A single-judge of the Punjab and Haryana High Court has referred a case to Chief Justice Ravi Shanker Jha for initiation of departmental action against Yamuna Nagar Chief Judicial Magistrate (CJM) Arvind Kumar [Puran Chand Sharma v State of Haryana].
Justice Manoj Bajaj held that an order passed by the CJM was based on irrational reasoning, reflected lack of understanding of criminal jurisprudence and also indicated judicial indiscipline.
“This Court has no hesitation in holding that Chief Judicial Magistrate, Yamuna Nagar has passed the impugned order by giving irrational reasons, which not only show his dearth of understanding criminal jurisprudence and fundamental principles of law, but also reflect judicial indiscipline on his part, which amounts to grave misconduct and warrants departmental action against him,” the Court said.
The issue arose when the CJM refused to comply with a direction by the High Court to refund an amount of ₹1,10,000 earlier deposited with the Court by an accused pursuant to an anticipatory bail order.
The accused, apprehending arrest, had approached the High Court which granted him anticipatory bail on deposit of the amount.
Eventually, the trial ended in acquittal of all the accused including the petitioner.

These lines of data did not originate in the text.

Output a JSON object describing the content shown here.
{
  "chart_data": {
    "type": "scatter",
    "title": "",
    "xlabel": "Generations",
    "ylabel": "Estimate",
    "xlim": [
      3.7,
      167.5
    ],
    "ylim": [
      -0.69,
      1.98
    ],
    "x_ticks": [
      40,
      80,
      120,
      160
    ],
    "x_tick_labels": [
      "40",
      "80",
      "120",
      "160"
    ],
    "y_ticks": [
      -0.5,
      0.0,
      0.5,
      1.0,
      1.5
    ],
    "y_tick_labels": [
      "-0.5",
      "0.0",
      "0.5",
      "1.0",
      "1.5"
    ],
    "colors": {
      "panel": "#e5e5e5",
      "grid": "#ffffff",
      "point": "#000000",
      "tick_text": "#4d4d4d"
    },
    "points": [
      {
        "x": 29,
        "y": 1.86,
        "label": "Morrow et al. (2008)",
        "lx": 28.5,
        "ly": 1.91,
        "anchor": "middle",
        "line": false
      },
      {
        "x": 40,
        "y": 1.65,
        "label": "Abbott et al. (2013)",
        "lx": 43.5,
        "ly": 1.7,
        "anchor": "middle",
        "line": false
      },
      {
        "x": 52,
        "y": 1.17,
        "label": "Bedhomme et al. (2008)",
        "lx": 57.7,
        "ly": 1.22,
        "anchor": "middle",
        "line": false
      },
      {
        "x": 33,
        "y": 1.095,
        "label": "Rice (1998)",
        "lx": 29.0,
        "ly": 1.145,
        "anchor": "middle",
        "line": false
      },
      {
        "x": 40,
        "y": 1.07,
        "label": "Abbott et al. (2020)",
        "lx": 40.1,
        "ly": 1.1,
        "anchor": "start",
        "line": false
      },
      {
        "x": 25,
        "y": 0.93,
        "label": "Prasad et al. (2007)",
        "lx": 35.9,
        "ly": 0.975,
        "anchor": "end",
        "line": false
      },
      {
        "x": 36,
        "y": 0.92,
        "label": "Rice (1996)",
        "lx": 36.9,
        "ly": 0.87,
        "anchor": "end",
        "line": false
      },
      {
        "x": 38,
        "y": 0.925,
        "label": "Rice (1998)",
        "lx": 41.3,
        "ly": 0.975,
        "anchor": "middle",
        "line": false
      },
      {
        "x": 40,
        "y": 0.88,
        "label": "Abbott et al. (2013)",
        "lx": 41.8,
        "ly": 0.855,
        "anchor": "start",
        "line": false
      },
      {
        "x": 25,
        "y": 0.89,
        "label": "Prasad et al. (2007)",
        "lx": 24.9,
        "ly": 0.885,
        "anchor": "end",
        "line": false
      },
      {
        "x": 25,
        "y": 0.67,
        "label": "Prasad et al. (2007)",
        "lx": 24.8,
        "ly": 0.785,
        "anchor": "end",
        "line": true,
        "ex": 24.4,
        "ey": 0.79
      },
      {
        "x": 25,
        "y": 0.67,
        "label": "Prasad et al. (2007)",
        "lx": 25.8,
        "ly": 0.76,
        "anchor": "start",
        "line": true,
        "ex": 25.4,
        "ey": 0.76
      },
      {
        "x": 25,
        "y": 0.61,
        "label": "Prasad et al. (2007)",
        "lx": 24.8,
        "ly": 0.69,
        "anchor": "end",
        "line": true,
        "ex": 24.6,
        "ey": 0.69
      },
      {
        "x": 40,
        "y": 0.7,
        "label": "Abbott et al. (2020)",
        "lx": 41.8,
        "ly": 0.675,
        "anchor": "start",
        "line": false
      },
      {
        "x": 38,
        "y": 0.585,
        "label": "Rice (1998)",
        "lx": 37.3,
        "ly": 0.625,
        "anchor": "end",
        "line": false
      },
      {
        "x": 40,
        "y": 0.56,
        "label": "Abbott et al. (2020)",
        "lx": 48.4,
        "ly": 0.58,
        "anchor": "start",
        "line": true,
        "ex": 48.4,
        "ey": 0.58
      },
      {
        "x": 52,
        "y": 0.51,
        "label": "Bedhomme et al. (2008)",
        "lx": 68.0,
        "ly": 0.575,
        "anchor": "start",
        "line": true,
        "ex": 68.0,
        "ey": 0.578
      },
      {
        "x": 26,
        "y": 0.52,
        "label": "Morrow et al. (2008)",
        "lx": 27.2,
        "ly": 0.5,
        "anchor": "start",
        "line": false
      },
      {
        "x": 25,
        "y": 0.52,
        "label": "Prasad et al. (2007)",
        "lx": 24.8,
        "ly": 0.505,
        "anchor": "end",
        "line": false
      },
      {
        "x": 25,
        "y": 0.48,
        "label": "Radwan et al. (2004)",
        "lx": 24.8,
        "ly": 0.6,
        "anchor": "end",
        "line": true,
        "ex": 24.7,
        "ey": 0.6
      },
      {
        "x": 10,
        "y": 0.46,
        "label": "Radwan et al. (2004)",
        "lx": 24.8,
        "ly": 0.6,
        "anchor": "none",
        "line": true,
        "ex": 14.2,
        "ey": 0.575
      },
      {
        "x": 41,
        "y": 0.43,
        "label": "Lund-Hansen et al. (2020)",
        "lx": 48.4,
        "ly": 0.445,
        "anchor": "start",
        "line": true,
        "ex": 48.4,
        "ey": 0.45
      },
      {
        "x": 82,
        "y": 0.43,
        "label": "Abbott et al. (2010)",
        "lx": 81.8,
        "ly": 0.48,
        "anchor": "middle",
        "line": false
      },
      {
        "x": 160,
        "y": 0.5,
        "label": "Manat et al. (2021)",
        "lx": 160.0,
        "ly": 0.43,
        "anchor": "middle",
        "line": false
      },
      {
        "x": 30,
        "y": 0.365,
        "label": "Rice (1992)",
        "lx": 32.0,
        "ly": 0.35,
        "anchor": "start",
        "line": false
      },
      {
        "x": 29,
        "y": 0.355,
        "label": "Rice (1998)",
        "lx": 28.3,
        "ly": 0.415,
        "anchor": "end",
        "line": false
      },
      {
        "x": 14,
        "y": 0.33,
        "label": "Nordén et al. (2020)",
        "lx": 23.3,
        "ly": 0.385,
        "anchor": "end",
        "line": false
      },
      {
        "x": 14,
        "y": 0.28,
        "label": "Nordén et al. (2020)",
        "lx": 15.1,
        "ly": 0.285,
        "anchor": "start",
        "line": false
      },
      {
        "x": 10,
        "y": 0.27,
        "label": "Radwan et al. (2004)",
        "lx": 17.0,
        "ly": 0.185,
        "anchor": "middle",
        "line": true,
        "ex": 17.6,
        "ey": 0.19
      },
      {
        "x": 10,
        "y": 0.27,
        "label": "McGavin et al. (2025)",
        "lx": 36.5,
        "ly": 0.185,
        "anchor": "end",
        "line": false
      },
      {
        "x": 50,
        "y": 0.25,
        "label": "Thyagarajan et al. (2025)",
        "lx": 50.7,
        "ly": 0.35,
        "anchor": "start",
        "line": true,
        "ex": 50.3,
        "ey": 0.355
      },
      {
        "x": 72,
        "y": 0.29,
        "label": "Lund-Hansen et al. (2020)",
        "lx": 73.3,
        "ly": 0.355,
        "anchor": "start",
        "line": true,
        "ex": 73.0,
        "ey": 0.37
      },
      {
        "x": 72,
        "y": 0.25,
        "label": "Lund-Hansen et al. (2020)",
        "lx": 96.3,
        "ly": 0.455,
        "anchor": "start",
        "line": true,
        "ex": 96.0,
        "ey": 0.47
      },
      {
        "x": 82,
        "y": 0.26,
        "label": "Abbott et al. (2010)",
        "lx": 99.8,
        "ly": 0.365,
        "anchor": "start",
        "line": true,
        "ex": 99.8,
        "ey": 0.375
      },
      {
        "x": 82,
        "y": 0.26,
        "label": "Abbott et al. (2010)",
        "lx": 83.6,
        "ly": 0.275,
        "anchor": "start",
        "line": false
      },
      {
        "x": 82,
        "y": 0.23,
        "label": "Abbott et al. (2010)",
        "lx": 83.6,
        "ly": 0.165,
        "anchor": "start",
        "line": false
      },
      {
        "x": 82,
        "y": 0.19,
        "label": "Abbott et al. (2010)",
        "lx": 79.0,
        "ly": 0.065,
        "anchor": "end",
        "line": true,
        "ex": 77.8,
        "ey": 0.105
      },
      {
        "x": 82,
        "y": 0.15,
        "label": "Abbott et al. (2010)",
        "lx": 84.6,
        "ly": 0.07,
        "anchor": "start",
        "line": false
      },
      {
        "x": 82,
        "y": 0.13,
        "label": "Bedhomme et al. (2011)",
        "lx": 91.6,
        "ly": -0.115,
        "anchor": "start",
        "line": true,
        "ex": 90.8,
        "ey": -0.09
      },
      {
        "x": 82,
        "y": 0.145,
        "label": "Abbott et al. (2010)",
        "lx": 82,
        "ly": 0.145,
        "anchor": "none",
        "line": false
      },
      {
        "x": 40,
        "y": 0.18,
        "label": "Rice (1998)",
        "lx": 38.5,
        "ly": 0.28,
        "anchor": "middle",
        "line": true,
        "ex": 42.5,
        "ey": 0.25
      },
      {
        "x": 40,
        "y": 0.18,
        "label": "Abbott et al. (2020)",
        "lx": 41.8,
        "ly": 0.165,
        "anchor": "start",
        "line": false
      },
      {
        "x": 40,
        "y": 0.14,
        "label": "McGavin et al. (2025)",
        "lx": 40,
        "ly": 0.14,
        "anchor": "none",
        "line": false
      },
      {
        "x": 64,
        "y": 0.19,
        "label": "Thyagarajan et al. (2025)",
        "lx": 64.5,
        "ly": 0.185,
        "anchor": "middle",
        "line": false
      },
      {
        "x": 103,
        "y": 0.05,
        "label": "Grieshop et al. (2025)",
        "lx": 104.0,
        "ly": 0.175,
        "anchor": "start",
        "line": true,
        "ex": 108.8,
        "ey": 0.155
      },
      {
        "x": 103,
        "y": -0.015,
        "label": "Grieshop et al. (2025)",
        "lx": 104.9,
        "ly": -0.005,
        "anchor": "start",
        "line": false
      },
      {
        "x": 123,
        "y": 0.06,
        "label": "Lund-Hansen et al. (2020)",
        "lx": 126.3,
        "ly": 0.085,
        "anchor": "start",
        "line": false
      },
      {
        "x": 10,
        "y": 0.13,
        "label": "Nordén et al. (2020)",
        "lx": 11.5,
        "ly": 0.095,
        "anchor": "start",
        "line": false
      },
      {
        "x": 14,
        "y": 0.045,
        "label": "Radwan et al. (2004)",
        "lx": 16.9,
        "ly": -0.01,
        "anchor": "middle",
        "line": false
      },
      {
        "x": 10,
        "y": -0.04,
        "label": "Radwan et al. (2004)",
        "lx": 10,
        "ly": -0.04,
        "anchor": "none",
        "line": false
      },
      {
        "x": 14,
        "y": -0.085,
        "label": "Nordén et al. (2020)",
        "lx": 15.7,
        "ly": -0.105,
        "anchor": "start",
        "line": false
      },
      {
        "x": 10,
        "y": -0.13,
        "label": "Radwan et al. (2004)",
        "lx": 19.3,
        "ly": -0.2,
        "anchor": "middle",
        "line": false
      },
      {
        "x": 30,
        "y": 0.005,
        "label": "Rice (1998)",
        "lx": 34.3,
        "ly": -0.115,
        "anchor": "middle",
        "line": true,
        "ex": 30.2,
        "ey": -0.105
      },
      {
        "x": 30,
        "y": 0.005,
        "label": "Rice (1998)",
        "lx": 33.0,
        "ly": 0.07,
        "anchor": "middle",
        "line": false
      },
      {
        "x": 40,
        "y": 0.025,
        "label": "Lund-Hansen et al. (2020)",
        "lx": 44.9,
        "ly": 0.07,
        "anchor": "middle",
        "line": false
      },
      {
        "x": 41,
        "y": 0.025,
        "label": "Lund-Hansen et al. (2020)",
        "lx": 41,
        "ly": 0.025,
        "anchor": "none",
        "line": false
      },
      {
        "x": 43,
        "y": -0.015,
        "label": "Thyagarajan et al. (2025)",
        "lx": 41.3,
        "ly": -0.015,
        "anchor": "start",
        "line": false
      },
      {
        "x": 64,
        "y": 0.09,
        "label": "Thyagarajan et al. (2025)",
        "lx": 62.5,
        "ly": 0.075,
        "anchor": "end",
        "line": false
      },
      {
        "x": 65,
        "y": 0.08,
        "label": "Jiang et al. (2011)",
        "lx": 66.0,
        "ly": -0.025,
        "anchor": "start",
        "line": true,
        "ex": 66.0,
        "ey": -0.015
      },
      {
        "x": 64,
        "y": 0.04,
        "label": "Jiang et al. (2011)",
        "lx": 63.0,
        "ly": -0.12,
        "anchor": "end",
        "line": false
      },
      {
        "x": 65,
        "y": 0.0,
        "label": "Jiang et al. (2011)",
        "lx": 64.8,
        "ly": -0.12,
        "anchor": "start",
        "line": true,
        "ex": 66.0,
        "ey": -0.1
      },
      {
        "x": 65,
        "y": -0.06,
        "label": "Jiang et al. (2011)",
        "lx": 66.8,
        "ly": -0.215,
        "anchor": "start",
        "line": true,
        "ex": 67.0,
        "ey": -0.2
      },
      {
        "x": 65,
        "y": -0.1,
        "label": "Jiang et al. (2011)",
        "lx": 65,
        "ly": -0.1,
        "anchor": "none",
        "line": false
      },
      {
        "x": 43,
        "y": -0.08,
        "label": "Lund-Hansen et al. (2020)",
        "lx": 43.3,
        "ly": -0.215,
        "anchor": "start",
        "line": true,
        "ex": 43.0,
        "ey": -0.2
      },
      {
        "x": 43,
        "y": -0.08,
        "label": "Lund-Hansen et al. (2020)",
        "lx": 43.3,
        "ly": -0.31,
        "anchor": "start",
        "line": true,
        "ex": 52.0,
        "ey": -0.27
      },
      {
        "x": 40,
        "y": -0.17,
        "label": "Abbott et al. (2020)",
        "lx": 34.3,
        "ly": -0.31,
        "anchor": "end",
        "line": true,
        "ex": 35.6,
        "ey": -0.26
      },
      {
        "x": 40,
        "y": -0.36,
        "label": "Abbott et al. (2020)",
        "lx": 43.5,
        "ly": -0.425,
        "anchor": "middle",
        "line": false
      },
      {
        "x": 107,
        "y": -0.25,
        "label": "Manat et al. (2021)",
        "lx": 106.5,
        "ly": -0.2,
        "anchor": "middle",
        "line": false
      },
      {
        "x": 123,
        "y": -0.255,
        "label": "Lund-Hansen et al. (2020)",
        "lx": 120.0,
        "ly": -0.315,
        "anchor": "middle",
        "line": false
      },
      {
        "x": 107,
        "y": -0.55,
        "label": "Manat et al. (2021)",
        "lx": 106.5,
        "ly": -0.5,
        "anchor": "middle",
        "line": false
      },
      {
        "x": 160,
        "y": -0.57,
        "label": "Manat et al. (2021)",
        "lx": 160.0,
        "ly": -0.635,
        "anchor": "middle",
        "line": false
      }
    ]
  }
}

Thus, he moved the High Court for release of the amount.
The prayer was accepted since the state counsel did not oppose the claim, and the CJM was directed to release the amount.
However, despite the High Court’s direction, the CJM declined the prayer.
The State counsel pointed out that though the Court’s direction was specific, the trial court refused the prayer considering complainant’s appeal against the judgment of acquittal.
However, even the State conceded that the condition imposed while granting pre-arrest bail would come to an end on acquittal as their bail bonds and surety bonds stood discharged.
On hearing the background of the case, the High Court called for an explanation from the CJM noting that, “the order (declining release of amount) was passed in flagrant violation of clear and unambiguous direction issued by this Court on November 6, 2020.”
It was Justice Bajaj’s take that the explanation reflected that the CJM was honoured to receive the show-cause notice and attempted to explain that he mistakenly refused to refund the amount and regretted inconvenience caused to the High Court.
“The expression and reasoning contained in the impugned order do not show that the disobedience of the direction by this Court was erroneous as claimed in the explanation, therefore, the same is not worth acceptance,” the single-judge said.
The High Court opined that the accused was within his rights to claim a refund. Further, it was stated that the direction of the High Court was “crystal clear” and did not require interpretation, much less by the Chief Judicial Magistrate.
In fact, on perusal of the order under challenge, the High Court noted that the CJM needlessly proceeded to interpret the order without any jurisdiction, and the reasoning given was patently absurd and illogical.
Thus, the Court set aside the order of the CJM and directed the amount to be refunded to the petitioner.
The Court also directed that a copy of its order be sent to the Chief Justice of the High Court for initiating departmental action against the CJM.
“Let a copy of this order be sent to Hon’ble the Chief Justice for initiating departmental action against Mr. Arvind Kumar, Chief Judicial Magistrate, Yamuna Nagar at Jagadhari,” the High Court ordered.
Advocate SS Dinarpur appeared for the petitioner and the State was represented by Deputy Advocate-General Bhupender Singh.